Top: setup for a “traditional” CAD system for nodule detection in CT. Bottom: plugging in convnets to perform false positive reduction

Examples from this survey study show that convnets can be used in other ways as well, to produce filtered images, i.e., chest radiographs without rib shadows, and to remove leaks produced by an aggressive traditional airway extraction algorithm.

The potential advantages of convnets are not merely that they are better feature extractors. Their general applicability should make it possible to develop new applications much more quickly. Recent results from the ImageNet challenge show that a single deep convolutional network can recognize 1000 different objects with an accuracy comparable to that of humans. This indicates it may be possible to make computer-aided detection systems that can simultaneously locate many different types of abnormalities in particular scans.

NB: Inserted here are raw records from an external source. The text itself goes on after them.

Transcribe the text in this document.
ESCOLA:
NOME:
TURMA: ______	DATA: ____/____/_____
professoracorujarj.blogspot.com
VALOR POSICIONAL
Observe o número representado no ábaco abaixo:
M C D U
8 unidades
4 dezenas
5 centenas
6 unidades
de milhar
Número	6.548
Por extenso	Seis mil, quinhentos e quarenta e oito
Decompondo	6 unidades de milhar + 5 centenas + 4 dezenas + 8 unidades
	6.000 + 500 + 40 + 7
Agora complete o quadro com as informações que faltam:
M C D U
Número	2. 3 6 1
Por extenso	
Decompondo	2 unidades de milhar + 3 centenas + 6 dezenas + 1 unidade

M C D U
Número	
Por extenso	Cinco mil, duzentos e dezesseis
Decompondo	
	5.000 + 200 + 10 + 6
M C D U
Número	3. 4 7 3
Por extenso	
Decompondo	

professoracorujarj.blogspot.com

The fact that deep learning is also an excellent technology for text analysis allows one to combine analysis of radiology text reports with medical image analysis. The work of Shin et al. [61] and Wang et al. [62] is a first step in this direction. The authors employ text analysis and generate captions for chest radiographs automatically.

I expect to see more results in this direction in the next ten years, and automated reporting for chest imaging may become a reality.